James
James

Reputation: 4052

issue with 2D arrays

I'm trying to fill some data into two arrays, one containing normalized angles and another containing the sin of those angles. The arrays have to be 2D because they're going to be passed into a function that trains a neural network. I'm tried declaring a [1][360] array and got errors, so I've also tried [1][] as that's what intellisense is telling me, but then I got another problem.

Here is my code:

double[][] sin_in = new double[1][];
double[][] sin_out = new double[1][];
double deg = 0.0;
const double dtor = 3.141592654 / 180.0;

for (int i = 0; i < 360; i++)
{
    sin_out[0][i] =  Math.Sin(deg * dtor); // complains I need to use new
    sin_in[0][i] = deg / 360.0; //When I use new I get another error
    deg += 1.0;
}
IMLDataSet trainingSet 
    = new BasicMLDataSet(sin_in, sin_out); //Inputs must be [][]

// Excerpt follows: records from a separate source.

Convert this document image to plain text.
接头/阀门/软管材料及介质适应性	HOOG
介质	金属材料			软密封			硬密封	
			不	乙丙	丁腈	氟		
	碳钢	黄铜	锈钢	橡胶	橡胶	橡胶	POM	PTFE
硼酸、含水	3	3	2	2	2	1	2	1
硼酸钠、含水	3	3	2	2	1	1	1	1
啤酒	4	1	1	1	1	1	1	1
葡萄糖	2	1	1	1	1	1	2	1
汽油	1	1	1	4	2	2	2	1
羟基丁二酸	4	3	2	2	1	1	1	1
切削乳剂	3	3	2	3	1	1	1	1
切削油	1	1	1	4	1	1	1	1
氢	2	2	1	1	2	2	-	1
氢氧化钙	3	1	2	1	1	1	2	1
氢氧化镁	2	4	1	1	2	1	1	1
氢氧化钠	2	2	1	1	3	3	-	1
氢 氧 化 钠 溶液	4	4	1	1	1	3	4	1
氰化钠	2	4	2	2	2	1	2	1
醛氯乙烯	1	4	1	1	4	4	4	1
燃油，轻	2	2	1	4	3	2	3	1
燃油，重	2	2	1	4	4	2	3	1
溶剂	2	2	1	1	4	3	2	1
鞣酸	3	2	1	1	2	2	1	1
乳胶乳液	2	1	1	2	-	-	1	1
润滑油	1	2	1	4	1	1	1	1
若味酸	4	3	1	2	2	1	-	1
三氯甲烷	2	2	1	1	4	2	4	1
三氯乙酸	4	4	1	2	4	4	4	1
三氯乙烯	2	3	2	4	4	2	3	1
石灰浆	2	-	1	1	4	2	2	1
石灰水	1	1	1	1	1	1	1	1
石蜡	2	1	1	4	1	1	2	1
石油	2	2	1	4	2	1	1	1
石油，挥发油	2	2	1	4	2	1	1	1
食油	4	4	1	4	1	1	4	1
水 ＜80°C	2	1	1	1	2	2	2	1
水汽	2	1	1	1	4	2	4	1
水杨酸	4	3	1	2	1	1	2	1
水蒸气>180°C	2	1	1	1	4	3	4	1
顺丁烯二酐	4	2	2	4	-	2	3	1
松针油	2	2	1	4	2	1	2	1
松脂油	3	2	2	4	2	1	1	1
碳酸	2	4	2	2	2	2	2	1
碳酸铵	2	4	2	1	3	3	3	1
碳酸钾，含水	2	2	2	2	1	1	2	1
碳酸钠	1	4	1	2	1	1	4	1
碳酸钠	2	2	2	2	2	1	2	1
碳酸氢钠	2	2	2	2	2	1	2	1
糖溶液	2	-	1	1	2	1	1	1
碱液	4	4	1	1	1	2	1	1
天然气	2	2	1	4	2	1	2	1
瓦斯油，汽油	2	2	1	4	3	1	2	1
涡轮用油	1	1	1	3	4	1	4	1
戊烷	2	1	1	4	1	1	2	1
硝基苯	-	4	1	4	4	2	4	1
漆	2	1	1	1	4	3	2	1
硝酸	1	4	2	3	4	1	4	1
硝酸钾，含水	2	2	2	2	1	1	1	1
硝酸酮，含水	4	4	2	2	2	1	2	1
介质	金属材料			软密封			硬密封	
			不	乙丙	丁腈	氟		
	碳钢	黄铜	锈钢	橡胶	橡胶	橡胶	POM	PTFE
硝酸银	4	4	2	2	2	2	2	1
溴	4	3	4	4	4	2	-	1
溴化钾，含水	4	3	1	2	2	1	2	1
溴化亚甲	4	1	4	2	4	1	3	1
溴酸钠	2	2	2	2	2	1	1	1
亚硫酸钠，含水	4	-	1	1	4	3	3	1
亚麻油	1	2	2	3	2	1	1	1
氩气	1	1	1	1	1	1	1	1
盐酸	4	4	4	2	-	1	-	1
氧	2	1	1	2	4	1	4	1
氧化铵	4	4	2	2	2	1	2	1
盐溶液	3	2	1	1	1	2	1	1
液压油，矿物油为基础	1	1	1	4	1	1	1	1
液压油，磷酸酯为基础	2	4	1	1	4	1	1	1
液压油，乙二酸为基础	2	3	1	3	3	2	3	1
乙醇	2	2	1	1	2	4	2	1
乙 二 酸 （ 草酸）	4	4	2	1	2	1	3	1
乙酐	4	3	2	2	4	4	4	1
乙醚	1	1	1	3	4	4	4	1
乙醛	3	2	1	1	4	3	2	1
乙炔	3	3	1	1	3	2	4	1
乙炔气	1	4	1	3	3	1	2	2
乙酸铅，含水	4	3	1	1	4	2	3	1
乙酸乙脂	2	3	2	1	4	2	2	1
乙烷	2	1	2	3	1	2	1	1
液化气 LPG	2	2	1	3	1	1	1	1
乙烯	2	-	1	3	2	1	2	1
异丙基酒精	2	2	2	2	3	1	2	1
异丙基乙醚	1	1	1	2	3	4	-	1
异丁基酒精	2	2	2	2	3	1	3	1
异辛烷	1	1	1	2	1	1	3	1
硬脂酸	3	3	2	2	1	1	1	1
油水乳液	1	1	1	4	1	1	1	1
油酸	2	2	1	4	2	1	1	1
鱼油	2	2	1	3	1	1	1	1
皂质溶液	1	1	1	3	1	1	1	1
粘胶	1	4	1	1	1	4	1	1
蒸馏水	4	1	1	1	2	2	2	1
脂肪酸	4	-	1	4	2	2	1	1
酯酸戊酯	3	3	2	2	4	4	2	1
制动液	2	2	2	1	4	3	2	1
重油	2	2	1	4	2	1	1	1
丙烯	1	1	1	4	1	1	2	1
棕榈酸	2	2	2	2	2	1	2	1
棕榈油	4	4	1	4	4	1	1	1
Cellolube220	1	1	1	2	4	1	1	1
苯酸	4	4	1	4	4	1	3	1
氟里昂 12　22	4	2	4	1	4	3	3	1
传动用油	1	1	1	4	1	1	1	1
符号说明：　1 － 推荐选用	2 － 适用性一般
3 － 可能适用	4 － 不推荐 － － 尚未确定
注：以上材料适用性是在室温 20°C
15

So what mistakes/misunderstandings have I made?

Upvotes: 5

Views: 232

Answers (3)

James
James

Reputation: 4052

OK, it seems like the function rejects multidimensional arrays but accepts jagged arrays. To form my jagged array correctly I changed my code to this:

        double[][] sin_in = new double[360][];
        double[][] sin_out = new double[360][];
        double deg = 0.0;
        const double dtor = Math.PI / 180.0;

        for (int i = 0; i < 360; i++)
        {
            sin_out[i] =  new [] {Math.Sin(deg * dtor)};
            sin_in[i] =  new[] {deg / 360.0};
            deg += 1.0;
        }

Upvotes: 0

Albin Sunnanbo
Albin Sunnanbo

Reputation: 47068

You initialize a two dimensional array like this:

double[,] sin_in = new double[1, 360];
double[,] sin_out = new double[1, 360];
double deg = 0.0;
const double dtor = 3.141592654 / 180.0;

for (int i = 0; i < 360; i++)
{
    sin_out[0,i] =  Math.Sin(deg * dtor); // complains I need to use new
    sin_in[0,i] = deg / 360.0; //When I use new I get another error
    deg += 1.0;
}

Oh, and by the way, the value of PI is built in in c# with as many decimals that fits in a double, use

const double dtor = Math.PI / 180.0;

Upvotes: 6

cynic
cynic

Reputation: 5415

You're using jagged arrays (aka. arrays of arrays). If you need multi-dimensional arrays, use the double[,] array = new double[10,10]; syntax.